Il Ministero degli Interni tiene con acribia il computo degli sbarchi: sono diminuiti a gennaio 2019 dell’95,58 per cento rispetto allo stesso periodo del 2018 e del 95,54 per cento rispetto al 2017. Di questo dato il governo va fiero, ma si dimentica di ringraziare per questi dati quello precedente che il 3 febbraio 2017 ha firmato con la Libia un Memorandum: per «la lotta all’immigrazione clandestina e il controllo dei confini», dare «supporto tecnico e tecnologico agli organismi libici incaricati della lotta contro l’immigrazione clandestina come la Guardia costiera» e proseguire l’«adeguamento e finanziamento dei centri di accoglienza già attivi», formarne il personale libico oltre che predisporne altri. Il governo italiano, con appoggio e finanziamento dell’Ue, ha delegato il lavoro alla Guardia costiera libica. Il Consiglio europeo il 28 giugno 2018 ammoniva le Ong: «Tutte le navi operanti nel Mediterraneo devono rispettare le leggi applicabili e non interferire con le operazioni della Guardia costiera libica».
L’avvocato Lorenzo Trucco, Presidente dell’Asgi, spiega ancora ne «L’attualità del male» che questo Memorandum, come altri recenti accordi, sono giuridicamente «deleghe di respingimento.

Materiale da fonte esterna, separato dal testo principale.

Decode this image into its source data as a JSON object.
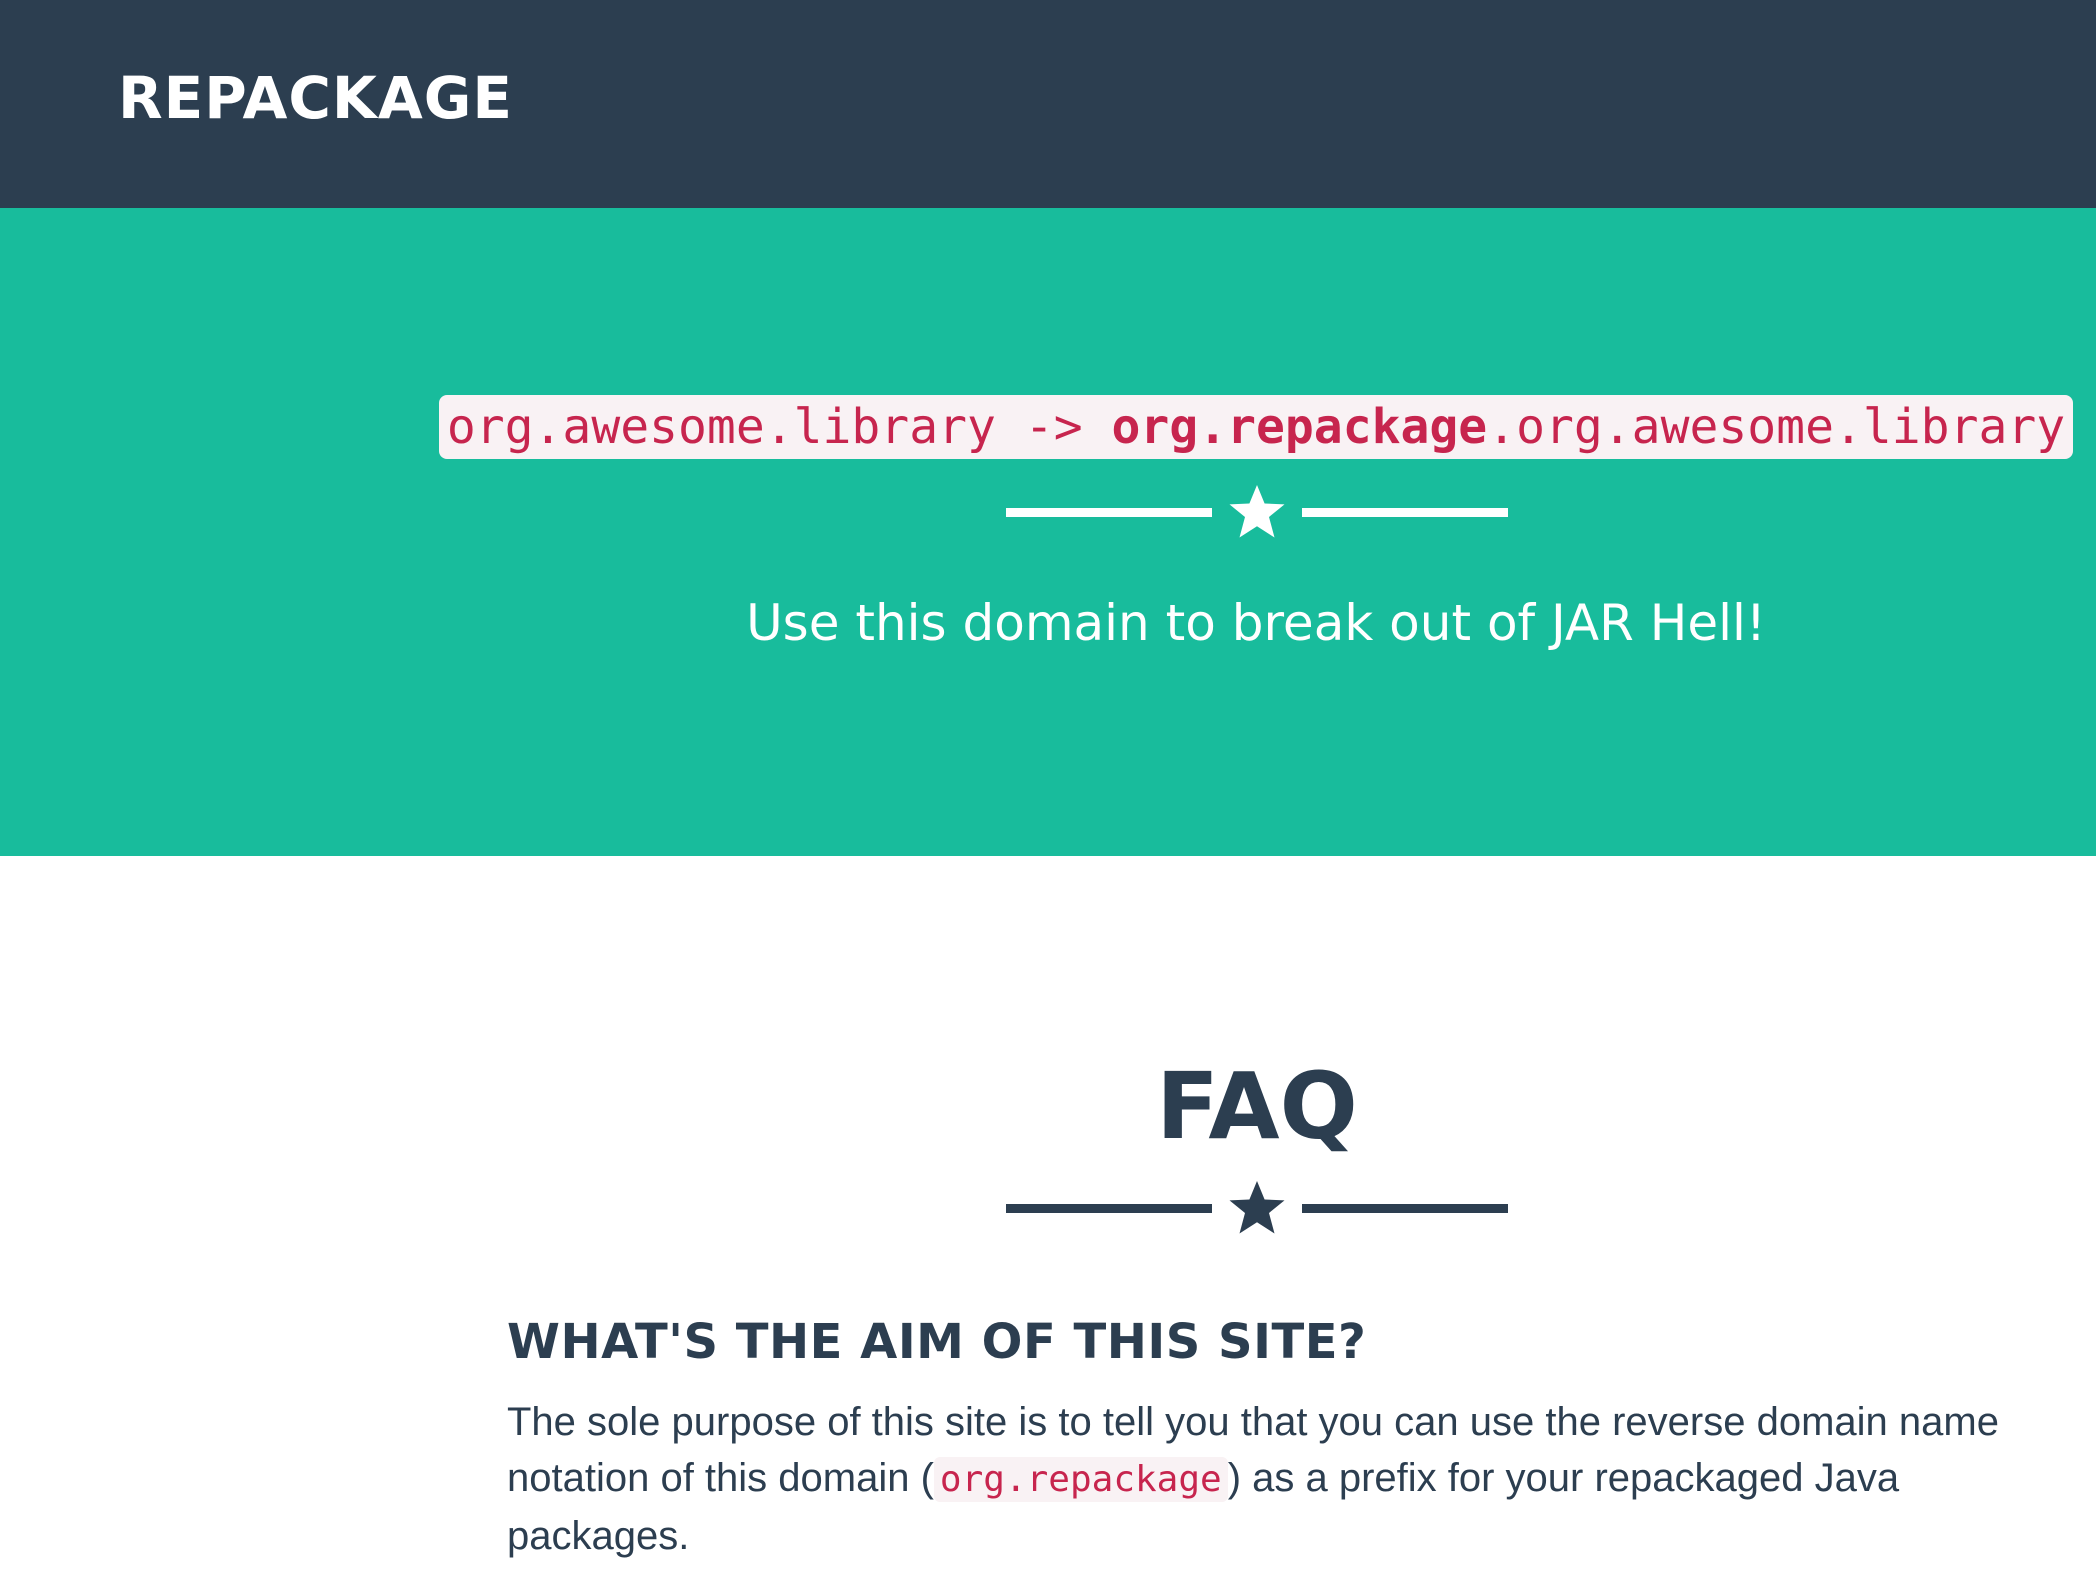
{
  "navbar": {
    "brand": "REPACKAGE",
    "background": "#2c3e50"
  },
  "hero": {
    "background": "#18bc9c",
    "code_original": "org.awesome.library",
    "code_arrow": " -> ",
    "code_prefix": "org.repackage",
    "code_suffix": ".org.awesome.library",
    "divider_icon": "star-icon",
    "tagline": "Use this domain to break out of JAR Hell!"
  },
  "faq": {
    "title": "FAQ",
    "divider_icon": "star-icon",
    "items": [
      {
        "question": "WHAT'S THE AIM OF THIS SITE?",
        "answer_before": "The sole purpose of this site is to tell you that you can use the reverse domain name notation of this domain (",
        "answer_code": "org.repackage",
        "answer_after": ") as a prefix for your repackaged Java packages."
      }
    ]
  },
  "colors": {
    "code_text": "#c7254e",
    "code_background": "#f9f2f4",
    "heading_text": "#2c3e50"
  }
}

Ricordiamo – dice Trucco – che la Libia rimane un paese che non ha ratificato le più fondamentali convenzioni in materia di diritto d’asilo e di rispetto dei diritti umani». Tali violazioni sono denunciate nell’ultimo report dell’Unhcr sulla Libia (settembre 2018), comprese quelle compiute dalla Guardia costiera libica. A novembre del 2017 l’Alto commissario per i diritti umani dell’Onu Zeid Ra’ad Al Hussein aveva scritto: «L’Unione europea e l’Italia stanno fornendo assistenza alla Guardia costiera libica per l’intercettazione di barche di migranti nel Mediterraneo, comprese le acque internazionali», nonostante tale aiuto condanni «sempre più migranti a detenzioni arbitrarie e senza limite temporale durante le quali verrebbero esposte a torture, stupri, lavoro forzato, sfruttamento ed estorsione». È proprio quello che hanno raccontato i 17 cittadini somali durante il processo di Milano, e almeno quella corte gli ha reso giustizia.

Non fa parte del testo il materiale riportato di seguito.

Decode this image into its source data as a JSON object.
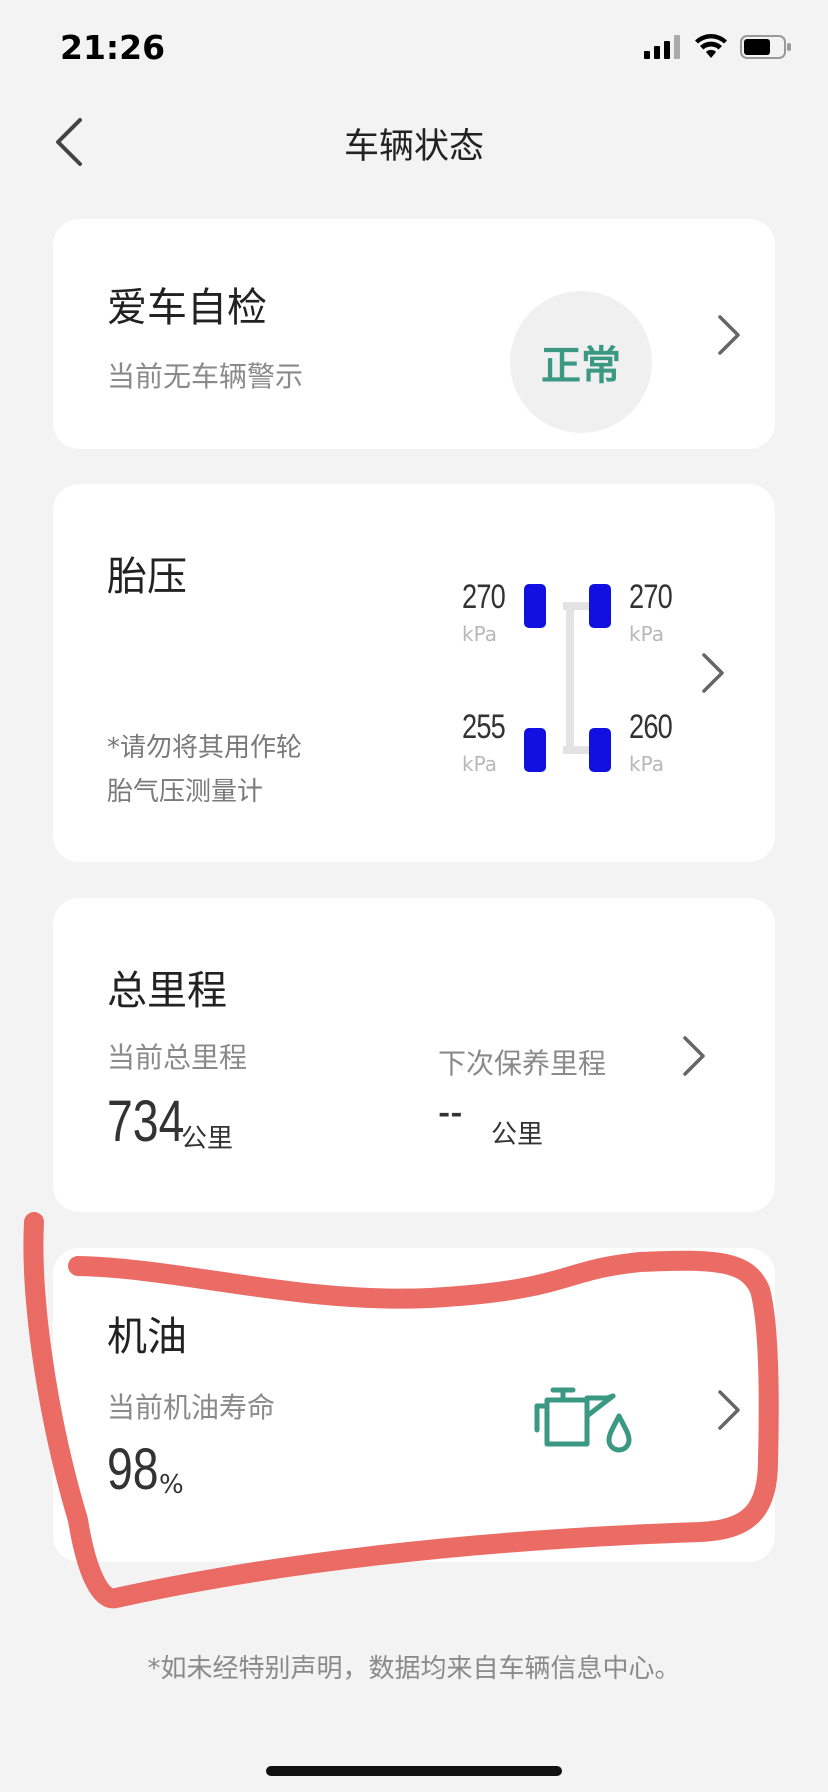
{
  "status_bar": {
    "time": "21:26",
    "signal_icon": "signal-bars-icon",
    "wifi_icon": "wifi-icon",
    "battery_icon": "battery-icon"
  },
  "nav": {
    "title": "车辆状态",
    "back_icon": "back-chevron-icon"
  },
  "self_check": {
    "title": "爱车自检",
    "subtitle": "当前无车辆警示",
    "status": "正常",
    "status_color": "#3a9883"
  },
  "tire_pressure": {
    "title": "胎压",
    "note_line1": "*请勿将其用作轮",
    "note_line2": "胎气压测量计",
    "unit": "kPa",
    "front_left": "270",
    "front_right": "270",
    "rear_left": "255",
    "rear_right": "260",
    "tire_color": "#1010e0"
  },
  "mileage": {
    "title": "总里程",
    "current_label": "当前总里程",
    "current_value": "734",
    "current_unit": "公里",
    "next_service_label": "下次保养里程",
    "next_service_value": "--",
    "next_service_unit": "公里"
  },
  "oil": {
    "title": "机油",
    "label": "当前机油寿命",
    "value": "98",
    "unit": "%",
    "icon": "oil-can-icon",
    "icon_color": "#3a9883"
  },
  "footer": {
    "note": "*如未经特别声明，数据均来自车辆信息中心。"
  },
  "annotation_color": "#e8524a"
}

La Libia è un inferno e la Guardia costiera non risponde alle chiamate di soccorso. «La Guardia costiera è un’invenzione – dice Domenico Quirico – che ha scritto la prefazione del libro. «La Polizia libica non esiste, il controllo dell’ordine pubblico è affidato a milizie di diverse gradazioni, islamisti, non islamisti, banditi, canagliume puro. La strada è stata aperta da Minniti quando è andato a fare accordi, legittimando dal punto di vista politico e giuridico persone che dovrebbero stare in galera per i reati menzionati dalla sentenza della Corte di Assise di Milano».
«I migranti – scrive ancora Trucco – vengono considerati non più un problema, ma nemici, e coloro che li aiutano, le navi delle Ong, essendo loro alleati devono essere combattuti. I soldi della cooperazione vengono deviati per rafforzare i controlli dei confini in Libia come in Niger. C’è una forma di razzismo istituzionale evidente, queste persone non contano sono di rango inferiore, sono non-persone».
Le vittime chiudono gli occhi per non farsi sopraffare dalla disperazione. Per dirla con le parole di Primo Levi, fino a quando saremo sordi, ciechi e muti di fronte a tanto, «una massa di invalidi intorno a un nucleo di feroci».